Наконецъ, раздался нетерпѣливо ожидаемый нами крикъ и въ ту же минуту сквозь туманъ блеснулъ яркій огонекъ, который опять скрылся и опять блеснулъ въ туманной дали. Когда онъ показывался, глаза всѣхъ на кораблѣ загорались и блестѣли такъ же ярко, какъ и онъ самъ. Всѣ мы стояли на палубѣ, не спуская глазъ съ этого привѣтливаго огонька на Голигэдѣ и хвалили его и за яркость, и за дружеское предувѣдомленіе. Затѣмъ, къ нашей всеобщей радости, показались и другіе огоньки маяковъ, и мы, проѣзжая ихъ одинъ за другимъ, постепенно оставляли ихъ за собой.
Пора уже было подать сигналъ выстрѣломъ изъ ружья, и едва успѣлъ разсѣяться дымъ отъ этого выстрѣла, какъ уже показалась маленькая лодочка, подъѣзжавшая къ нашему кораблю. Мы подобрали паруса, лодка подъѣхала и черезъ минуту съ головы до ногъ закутанный сторожъ уже стоялъ на палубѣ среди густой толпы пассажировъ нашего корабля, и я полагаю, что еслибъ въ эту минуту ему пришла фантазія попросить у кого-нибудь изъ насъ взаймы на неопредѣленный срокъ фунтовъ пятьдесятъ, то каждый съ радостію одолжилъ бы ихъ ему. Онъ привезъ съ собой листокъ какой-то англійской газеты, и мы всѣ съ жадностію бросились читать каждую строку этого клочка бумаги. Въ этотъ вечеръ всѣ мы спать легли очень поздно, а на слѣдующее утро поднялись очень рано.
Въ шесть часовъ утра уже всѣ мы толпились на палубѣ, чтобъ ѣхать на берегъ, и съ восторженною нѣжностью не сводили радостныхъ взоровъ съ башенъ, крышъ и дыма Ливерпуля.

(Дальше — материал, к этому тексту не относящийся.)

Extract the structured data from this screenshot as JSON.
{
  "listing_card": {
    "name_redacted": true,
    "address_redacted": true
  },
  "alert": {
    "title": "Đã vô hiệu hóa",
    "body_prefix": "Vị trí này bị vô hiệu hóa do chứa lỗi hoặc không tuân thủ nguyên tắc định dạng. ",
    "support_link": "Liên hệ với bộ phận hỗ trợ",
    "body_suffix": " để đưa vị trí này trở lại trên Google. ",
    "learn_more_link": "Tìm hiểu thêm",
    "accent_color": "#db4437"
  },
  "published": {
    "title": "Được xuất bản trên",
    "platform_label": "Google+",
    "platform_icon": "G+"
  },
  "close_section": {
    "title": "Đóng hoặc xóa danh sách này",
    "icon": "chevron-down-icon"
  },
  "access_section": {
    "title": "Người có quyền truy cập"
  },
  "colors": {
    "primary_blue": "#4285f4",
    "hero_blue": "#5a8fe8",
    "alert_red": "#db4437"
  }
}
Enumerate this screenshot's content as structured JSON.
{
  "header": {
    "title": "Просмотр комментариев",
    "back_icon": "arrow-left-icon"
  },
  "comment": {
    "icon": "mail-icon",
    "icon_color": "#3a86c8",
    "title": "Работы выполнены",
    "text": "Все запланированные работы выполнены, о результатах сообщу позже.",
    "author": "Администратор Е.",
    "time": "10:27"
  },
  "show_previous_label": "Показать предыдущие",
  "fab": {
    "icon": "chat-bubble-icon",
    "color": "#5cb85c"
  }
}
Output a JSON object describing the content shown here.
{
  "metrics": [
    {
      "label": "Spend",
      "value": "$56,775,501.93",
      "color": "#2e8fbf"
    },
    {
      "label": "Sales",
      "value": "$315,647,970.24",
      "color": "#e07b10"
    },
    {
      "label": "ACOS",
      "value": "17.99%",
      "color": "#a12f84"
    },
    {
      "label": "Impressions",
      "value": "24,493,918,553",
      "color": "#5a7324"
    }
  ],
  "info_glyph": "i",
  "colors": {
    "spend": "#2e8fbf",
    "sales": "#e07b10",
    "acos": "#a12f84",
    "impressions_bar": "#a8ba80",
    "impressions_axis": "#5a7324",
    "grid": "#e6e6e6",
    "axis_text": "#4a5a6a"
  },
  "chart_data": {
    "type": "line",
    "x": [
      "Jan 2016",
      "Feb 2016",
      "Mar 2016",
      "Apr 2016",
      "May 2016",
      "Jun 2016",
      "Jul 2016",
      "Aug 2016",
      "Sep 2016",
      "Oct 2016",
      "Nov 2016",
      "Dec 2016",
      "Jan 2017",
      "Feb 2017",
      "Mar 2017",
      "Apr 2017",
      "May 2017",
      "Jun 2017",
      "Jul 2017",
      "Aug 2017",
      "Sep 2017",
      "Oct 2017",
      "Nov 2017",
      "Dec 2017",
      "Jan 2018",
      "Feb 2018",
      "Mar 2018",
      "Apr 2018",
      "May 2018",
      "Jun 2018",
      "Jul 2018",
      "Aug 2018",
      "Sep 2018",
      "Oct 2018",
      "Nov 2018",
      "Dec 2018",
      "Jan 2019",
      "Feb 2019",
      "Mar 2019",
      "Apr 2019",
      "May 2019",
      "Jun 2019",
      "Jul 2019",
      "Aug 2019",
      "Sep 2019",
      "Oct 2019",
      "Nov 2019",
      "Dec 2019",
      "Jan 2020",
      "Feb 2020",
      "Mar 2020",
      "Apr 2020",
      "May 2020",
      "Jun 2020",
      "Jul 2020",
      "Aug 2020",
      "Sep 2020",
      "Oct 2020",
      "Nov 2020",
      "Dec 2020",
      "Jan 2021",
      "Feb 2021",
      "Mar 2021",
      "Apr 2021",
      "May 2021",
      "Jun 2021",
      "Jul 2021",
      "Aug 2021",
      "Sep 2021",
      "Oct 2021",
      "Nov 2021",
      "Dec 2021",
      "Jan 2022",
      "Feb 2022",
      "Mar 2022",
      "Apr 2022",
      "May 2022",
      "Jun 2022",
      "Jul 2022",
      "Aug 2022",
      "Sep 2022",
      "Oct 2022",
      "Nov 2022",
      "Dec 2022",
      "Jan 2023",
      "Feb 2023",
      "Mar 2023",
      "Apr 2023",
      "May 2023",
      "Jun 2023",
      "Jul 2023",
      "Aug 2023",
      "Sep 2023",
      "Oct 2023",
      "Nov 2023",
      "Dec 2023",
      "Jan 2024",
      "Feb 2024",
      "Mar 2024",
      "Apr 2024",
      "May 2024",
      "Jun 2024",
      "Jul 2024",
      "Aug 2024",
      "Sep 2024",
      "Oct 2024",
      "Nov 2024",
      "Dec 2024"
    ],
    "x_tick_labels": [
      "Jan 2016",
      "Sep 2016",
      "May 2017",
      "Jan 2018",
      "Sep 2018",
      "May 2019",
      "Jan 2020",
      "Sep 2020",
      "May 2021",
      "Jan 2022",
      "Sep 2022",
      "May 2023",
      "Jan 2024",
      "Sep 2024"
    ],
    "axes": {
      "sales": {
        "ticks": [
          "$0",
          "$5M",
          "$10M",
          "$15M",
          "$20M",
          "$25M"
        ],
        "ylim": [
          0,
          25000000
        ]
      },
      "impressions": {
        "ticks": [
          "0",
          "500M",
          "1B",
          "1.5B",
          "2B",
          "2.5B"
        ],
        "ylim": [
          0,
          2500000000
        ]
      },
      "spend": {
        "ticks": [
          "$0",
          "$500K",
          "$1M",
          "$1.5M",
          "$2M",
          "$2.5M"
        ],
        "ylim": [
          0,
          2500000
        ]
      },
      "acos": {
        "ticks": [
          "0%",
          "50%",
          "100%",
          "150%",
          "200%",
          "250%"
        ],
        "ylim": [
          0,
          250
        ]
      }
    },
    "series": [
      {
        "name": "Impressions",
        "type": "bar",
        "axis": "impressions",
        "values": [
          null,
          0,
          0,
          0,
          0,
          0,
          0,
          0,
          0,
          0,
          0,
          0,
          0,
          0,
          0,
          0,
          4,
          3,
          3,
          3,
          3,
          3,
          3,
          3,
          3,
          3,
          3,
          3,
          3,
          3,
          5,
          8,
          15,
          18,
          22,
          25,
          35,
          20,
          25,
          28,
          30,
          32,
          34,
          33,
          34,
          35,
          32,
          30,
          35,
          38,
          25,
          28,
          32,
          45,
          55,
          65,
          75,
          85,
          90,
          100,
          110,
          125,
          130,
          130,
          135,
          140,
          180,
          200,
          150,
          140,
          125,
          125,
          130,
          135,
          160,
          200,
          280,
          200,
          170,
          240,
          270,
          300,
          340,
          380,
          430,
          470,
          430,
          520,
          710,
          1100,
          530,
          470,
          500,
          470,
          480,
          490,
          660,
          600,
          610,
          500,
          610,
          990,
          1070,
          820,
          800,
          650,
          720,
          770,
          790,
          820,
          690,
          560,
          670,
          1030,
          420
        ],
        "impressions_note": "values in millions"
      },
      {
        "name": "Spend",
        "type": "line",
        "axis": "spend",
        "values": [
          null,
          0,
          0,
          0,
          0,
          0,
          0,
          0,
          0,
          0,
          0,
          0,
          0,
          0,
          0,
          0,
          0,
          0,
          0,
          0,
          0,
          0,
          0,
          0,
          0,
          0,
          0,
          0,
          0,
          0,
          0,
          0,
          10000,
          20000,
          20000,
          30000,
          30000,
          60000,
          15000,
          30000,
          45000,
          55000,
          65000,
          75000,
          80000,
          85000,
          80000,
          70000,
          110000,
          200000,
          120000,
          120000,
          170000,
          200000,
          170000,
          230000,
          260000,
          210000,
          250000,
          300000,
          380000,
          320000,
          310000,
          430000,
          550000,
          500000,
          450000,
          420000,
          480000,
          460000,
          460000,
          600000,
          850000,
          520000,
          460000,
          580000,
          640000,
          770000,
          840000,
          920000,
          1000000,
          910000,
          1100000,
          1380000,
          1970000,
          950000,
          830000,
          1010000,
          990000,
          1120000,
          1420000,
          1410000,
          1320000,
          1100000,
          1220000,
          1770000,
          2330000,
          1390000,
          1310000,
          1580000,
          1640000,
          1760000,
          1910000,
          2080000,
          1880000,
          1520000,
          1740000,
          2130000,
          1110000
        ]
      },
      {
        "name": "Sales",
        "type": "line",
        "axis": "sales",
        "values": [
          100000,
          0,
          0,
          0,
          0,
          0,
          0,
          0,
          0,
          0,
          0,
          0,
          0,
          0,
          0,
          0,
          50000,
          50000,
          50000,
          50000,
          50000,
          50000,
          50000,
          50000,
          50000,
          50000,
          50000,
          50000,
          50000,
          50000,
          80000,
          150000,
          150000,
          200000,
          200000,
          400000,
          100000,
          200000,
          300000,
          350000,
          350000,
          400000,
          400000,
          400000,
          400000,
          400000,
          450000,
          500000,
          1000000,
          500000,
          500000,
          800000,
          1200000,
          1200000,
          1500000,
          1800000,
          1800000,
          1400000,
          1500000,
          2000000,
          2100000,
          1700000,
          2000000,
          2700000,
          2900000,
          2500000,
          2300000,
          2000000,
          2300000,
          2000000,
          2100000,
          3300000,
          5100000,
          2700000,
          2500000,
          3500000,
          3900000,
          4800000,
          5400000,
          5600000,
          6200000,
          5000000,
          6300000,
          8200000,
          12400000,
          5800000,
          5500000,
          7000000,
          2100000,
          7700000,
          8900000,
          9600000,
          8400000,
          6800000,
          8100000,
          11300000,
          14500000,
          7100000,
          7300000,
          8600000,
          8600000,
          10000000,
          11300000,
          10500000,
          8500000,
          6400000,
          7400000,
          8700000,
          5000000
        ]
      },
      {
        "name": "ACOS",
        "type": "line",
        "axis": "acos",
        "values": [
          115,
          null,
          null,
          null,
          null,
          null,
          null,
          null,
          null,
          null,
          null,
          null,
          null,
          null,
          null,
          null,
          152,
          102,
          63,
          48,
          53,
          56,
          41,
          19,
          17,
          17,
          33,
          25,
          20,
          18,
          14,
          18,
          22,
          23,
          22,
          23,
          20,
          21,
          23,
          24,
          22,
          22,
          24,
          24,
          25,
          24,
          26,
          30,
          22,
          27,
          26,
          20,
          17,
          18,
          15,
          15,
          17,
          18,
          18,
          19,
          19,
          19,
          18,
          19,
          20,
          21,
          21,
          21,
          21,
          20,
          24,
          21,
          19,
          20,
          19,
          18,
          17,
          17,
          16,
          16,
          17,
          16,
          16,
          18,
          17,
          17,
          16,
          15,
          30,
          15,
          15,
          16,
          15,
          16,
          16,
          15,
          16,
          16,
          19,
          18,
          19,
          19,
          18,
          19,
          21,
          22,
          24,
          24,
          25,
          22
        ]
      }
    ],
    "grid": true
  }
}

Въ восемь часовъ мы всѣ собрались уже въ городѣ въ одной изъ городскихъ гостиницъ въ послѣдній разъ закусить и выпить всѣмъ вмѣстѣ.
Это было въ послѣдній разъ, что всѣ члены нашего дружескаго кружка были на-лицо. Въ девять часовъ утра мы на прощаніе крѣпко пожали другъ другу руки и разстались быть-можетъ уже навсегда.
Вся мѣстность, которую мы проѣзжали по желѣзной дорогѣ, казалась намъ однимъ великолѣпнымъ, сплошнымъ садомъ. Красота полей (какими маленькими казались они намъ!), загородки, деревья, хорошенькіе коттэджи, клумбы цвѣтовъ, старыя кладбища, старинные дома и каждый хороша знакомый предметъ -- все слилось для насъ въ одно радостное впечатлѣніе возвращенія въ отчизну и ко всему, что въ ней дорого. Никакое перо не въ состояніи описать и никакой языкъ не въ состояніи выразить волновавшихъ насъ въ этотъ день чувствъ.